It was necessary to write out what you did but normally a person cannot really have all that much going on and still continue to manage as well as you have.
I do not know your system. Can you get a different GP?
Does the low albumin indicate you could have a condition that needs treatment?3 -
Thanks RodaRose,
I guess my GP is the best I ever had in the UK. At least she's running some tests while one of the previous ones before I moved here just told that it's all in my head, including the skyhigh TSH and way below range fT4 (I do have hashimoto). He told me I should not touch any B12 for four years as I will die of an overdose otherwise. I do have pernicious anaemia Idiot! But those things are under control.
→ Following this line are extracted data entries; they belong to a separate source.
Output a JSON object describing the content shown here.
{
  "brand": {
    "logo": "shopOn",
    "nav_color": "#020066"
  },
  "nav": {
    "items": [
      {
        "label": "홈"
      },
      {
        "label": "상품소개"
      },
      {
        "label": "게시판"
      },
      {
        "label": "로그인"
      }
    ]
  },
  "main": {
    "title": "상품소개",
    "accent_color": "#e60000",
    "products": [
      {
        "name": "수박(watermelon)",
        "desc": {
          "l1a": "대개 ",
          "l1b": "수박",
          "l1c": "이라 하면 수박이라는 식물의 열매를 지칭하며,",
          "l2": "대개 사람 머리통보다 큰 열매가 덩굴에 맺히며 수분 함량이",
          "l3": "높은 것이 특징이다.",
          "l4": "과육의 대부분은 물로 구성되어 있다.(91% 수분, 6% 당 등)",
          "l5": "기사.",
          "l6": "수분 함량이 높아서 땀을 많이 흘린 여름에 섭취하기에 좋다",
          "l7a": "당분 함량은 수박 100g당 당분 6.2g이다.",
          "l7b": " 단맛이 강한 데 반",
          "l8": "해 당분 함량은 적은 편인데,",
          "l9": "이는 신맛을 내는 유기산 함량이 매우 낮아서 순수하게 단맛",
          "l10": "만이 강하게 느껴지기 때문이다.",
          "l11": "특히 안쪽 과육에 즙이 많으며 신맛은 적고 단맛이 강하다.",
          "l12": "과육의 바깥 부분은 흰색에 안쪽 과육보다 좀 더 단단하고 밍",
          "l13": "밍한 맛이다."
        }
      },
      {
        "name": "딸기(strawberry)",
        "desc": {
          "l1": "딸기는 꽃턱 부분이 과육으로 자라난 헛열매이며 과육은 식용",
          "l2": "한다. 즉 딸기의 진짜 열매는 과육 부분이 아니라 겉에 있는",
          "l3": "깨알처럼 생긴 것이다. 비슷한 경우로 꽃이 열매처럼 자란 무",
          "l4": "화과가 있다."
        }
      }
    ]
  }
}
I don't know what the albumin indicates other than potential liver and kidney problems. All blood tests done so far for those were fine though. But as calcium binds to albumin, and albumin was always particularly low whenever I had breathing problems there might be a connection to my very low/absent mineral levels and those breathing problems.
Nobody here can help with any of those problems. But I'm sure people will encourage me to not snack too much (I'm still cooking healthy, varied food) and to work out more to prevent further crashes and feeling miserable.0 -
There is not much one can say or do to alleviate all of this but I wanted to post to say I'm sorry that you're having such a hard time at the moment.
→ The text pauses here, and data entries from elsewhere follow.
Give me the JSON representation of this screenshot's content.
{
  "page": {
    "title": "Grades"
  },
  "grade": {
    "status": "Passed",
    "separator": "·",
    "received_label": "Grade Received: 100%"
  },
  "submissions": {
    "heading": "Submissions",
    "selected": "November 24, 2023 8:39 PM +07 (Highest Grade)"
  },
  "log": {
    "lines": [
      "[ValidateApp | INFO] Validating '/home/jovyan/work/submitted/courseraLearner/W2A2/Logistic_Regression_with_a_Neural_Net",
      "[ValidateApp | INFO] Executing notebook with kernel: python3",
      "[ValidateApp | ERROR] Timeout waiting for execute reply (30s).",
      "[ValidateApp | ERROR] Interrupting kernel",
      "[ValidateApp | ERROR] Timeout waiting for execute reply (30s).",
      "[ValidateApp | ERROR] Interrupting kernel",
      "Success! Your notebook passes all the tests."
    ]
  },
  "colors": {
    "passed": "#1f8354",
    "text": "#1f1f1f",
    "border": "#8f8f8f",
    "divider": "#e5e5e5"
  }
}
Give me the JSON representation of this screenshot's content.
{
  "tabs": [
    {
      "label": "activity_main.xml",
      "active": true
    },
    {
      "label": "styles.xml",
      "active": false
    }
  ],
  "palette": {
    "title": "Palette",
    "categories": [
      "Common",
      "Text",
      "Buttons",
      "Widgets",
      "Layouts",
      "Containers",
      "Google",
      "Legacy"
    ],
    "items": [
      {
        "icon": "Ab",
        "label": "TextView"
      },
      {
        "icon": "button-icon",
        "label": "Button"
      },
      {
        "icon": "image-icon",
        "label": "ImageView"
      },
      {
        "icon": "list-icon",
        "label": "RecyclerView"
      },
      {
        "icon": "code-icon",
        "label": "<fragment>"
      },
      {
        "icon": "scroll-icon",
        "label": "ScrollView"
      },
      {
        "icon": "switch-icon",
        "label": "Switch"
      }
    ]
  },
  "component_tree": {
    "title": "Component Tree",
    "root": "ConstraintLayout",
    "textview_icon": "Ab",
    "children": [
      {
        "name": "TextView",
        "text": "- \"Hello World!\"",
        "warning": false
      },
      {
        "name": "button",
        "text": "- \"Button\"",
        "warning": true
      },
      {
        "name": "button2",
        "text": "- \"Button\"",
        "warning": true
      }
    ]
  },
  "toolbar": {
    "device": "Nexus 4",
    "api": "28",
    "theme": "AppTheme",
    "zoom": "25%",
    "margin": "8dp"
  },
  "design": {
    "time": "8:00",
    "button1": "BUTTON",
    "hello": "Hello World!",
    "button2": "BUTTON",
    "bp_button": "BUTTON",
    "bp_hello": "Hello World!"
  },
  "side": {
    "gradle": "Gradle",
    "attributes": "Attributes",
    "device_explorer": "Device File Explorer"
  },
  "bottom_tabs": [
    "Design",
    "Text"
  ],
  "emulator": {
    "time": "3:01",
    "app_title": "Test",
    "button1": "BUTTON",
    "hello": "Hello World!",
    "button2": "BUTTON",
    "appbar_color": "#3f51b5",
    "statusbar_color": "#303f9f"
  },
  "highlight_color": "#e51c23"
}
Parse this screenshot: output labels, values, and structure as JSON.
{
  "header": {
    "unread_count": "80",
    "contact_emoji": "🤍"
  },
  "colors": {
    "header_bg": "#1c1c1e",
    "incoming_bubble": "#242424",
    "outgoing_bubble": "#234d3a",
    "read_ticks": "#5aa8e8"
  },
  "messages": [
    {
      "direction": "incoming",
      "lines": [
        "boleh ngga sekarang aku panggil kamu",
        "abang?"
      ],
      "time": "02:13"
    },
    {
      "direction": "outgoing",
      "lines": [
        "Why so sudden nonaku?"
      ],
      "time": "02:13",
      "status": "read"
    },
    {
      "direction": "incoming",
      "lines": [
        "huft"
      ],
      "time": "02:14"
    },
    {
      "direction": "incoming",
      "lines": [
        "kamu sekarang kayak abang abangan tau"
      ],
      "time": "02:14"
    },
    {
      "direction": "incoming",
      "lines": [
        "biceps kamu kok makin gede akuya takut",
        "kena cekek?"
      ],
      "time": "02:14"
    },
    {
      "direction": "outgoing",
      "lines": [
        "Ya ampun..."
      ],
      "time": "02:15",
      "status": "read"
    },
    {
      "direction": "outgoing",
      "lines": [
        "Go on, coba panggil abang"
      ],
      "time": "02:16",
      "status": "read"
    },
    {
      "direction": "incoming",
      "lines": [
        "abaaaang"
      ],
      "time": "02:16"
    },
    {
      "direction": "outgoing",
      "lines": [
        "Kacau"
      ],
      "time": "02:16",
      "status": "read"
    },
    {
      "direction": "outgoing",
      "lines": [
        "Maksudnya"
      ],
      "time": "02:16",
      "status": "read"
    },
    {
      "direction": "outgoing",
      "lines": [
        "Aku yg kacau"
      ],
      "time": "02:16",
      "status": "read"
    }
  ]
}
I know from 1st hand experience how devastating the loss of a parent is - My wife's mother, who we were both very close to, died unexpectedly 2 years ago and it knocked us for six to say the least. With all your other challenges, it must be so very difficult.
I've noticed you on the forums in the past and enjoyed your comments so I wanted to say something positive, and that is (even though it seems so trite) that you've got my best wishes.4 -
StealthHealth wrote: »There is not much one can say or do to alleviate all of this but I wanted to post to say I'm sorry that you're having such a hard time at the moment.
I know from 1st hand experience how devastating the loss of a parent is - My wife's mother, who we were both very close to, died unexpectedly 2 years ago and it knocked us for six to say the least. With all your other challenges, it must be so very difficult.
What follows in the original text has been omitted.